Da war ich in der Übungssteuerung, der zentralen Übungssteuerung (kurz: ZÜST), die damals noch gar nicht so hieß, sondern das war eher ein Übungslagezentrum und wurde damals ad hoc aus dem Boden gestampft. Die Übung wurde Ende November durchgeführt, da gab es das BBK grade erst. Ich war da erst zwei Wochen im Dienst und bin dann gebeten worden, bei der LÜKEX mitmachen.

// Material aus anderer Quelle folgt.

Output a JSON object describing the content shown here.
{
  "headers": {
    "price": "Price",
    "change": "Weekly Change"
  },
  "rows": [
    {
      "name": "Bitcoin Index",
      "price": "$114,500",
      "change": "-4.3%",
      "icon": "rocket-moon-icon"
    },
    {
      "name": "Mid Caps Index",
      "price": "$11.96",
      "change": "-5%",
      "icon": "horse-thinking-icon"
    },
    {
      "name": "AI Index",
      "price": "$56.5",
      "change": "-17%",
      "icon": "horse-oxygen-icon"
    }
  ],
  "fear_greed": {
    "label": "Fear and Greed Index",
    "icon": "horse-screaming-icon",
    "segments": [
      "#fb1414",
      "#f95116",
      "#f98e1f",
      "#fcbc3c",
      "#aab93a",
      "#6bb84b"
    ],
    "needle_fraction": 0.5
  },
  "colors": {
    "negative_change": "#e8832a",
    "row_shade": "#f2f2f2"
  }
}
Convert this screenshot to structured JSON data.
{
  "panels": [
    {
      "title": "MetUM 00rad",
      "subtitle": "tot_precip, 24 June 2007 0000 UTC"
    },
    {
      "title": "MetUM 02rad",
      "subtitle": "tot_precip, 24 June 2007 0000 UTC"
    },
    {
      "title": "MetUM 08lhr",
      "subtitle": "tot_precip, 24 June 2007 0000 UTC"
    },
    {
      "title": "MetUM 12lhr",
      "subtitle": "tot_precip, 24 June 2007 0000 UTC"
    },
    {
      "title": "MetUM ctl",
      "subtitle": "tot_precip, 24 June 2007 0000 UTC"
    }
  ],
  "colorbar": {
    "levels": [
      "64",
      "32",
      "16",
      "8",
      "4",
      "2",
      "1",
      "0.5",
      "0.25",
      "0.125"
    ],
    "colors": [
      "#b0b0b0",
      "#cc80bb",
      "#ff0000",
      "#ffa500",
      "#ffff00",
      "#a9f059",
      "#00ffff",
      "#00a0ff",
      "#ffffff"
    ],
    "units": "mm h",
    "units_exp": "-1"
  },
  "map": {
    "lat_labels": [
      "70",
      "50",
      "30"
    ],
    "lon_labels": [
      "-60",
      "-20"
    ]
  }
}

Das war richtig spannend, so ins kalte Wasser geschmissen zu werden.
Mich interessieren Ihre persönlichen Eindrücke von damals, wie war das?
Ich hatte überhaupt keine Vorstellung davon, was mich da erwartet. Mein Krisenmanagement-Wissen war bei Null. Die Übung war damals sichtbar aufwendig konzeptioniert und es gab ein beeindruckendes Drehbuch und Szenario. Aber diese administrative Struktur der Übungssteuerung das war fast auf Zuruf und irgendwie hemdsärmelig. Man hatte zwar vorher ein paar Namen auf einer Liste, aber es gab keine Vorgabe wie die Übungssteuerung zu gestalten ist. Wir hatten einen Raum, da war auch Technik drin, ein paar Rechner aufgebaut und man konnte da was an die Wand werfen. Aber mehr nicht, wir mussten uns selber schütteln. Wie erfassen wir das, was wir in der Übungslage brauchen? Meine Aufgabe war unter anderem, am Rechner zu sitzen und diese Lageberichte quasi irgendwie zusammenzuführen. Ich muss sagen, mit dem damaligen Team, das war echt super.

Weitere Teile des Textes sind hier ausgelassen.